Est-ce de l’art brut, avant que l’expression n’existe ? Un étrange objet figure parmi les manuscrits de Victor Hugo, Pierre Guyotat ou autres Henri Michaux, dans l’un des cabinets qui composent l’exposition « Écrire, c’est dessiner » organisée autour de l’œuvre de l’artiste libanaise Etel Adnan (1925-2021) au Centre Pompidou-Metz.
Ce sont deux des trois volumes, découverts en 2010 chez un marchand de livres anciens. Son auteur est un inconnu du XIXe siècle : Pierre Richard est né en 1802 en Moselle, dans une famille catholique. Orphelin dès l’âge de 2 ans, mort en 1879 dans l’asile de Gorze près de Metz. Paysan, il a été dépossédé de tous ses biens par son demi-frère. Et a passé dans cet asile psychiatrique les dix dernières années de son existence.
Au cours de cette vie enfermée, il réalise de nombreuses inscriptions sur l’un des ouvrages ésotériques, L’Enchiridion du pape Léon,dont il avait fait l’acquisition. Puis, il confectionne deux épais albums sur lesquels il a produit une écriture dessinée. Une écriture des plus curieuses que l’artiste Annette Messager décrit ainsi : « Les dessins, souvent enfermés dans des cercles, sont accompagnés d’écritures, de calligraphies, de cryptogrammes sublimes de beauté, d’intensité. La démesure de ses multiples volumes, tous ornés d’écritures et de signes mystérieux, semble prouver l’exaltation éclatante de Pierre Richard, d’une violence contenue. »
Ces deux albums sont de grands formats, faisant plus de trente centimètres de hauteur. Ils sont couverts de représentations de talismans, circulaires, souvent constitués en ensemble. Et par les effets de transparence, ils produisent d’autres formes encore. Pierre Richard invente une langue toute personnelle, faite de mots lisibles, d’abréviations et néologismes.
Comme l’historien de l’art Baptiste Brun le souligne, ces pièces sont les archives d’un monde enfoui, et « l’un des grands mérites de cette édition est justement de ne pas sombrer dans cet écueil et d’éviter tant que faire se peut de reconduire certains tropes du monde de l’art brut et de ses interprètes et zélateurs.
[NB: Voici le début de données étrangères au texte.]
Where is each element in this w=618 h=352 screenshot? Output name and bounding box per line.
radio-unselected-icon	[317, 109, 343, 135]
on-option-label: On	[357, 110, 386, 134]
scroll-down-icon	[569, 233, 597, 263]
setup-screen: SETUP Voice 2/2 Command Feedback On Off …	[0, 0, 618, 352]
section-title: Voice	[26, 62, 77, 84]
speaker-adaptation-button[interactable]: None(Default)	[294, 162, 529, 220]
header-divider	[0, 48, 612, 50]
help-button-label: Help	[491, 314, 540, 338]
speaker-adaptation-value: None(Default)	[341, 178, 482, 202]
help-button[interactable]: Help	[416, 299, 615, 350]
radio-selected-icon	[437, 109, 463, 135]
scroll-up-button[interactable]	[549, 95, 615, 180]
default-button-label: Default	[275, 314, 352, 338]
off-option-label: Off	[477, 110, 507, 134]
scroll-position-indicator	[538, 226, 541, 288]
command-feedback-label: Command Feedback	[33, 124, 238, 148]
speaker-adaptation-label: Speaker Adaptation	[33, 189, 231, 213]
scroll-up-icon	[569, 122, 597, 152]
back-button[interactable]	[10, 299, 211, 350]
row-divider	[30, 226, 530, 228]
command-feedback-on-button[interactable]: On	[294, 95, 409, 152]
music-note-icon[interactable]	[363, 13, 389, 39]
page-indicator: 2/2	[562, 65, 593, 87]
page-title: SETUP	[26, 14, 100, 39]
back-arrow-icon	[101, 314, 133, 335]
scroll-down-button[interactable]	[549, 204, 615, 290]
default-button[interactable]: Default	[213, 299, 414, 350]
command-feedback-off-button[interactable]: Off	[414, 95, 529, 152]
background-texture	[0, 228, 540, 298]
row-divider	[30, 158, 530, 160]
Là, le mythe, voire la mystification, de l’authenticité et de la création pure évince trop souvent toute étude rigoureuse de l’histoire, de l’usage ou de la fonction de ce que Jean Dubuffet nommait les “ouvrages” des “auteurs” d’art brut. »
Cette rencontre avec les albums de Pierre Richard oblige à historiciser ces « délires graphiques », qui sont sans doute les archives « rentrées » de ce milieu du XIXe siècle, une source tout aussi intéressante et riche que des correspondances familiales de la même période ou celles de nobles archives notariales.
Philippe Artières
Exposition « Écrire, c’est dessiner », Centre Pompidou-Metz jusqu’au 21 février 2022.
Pierre Richard (1802-1879), Grimoires illuminés, François et Mireille Pétry, Nicolas Weill-Parrot, Jean-Pierre Brach, Marc Decimo, Lise Maurer et Christophe Boulanger (préf. Annette Messager) ; Paris, Éditons Artulis, Pierrette Turlais, 2019 (280 p.).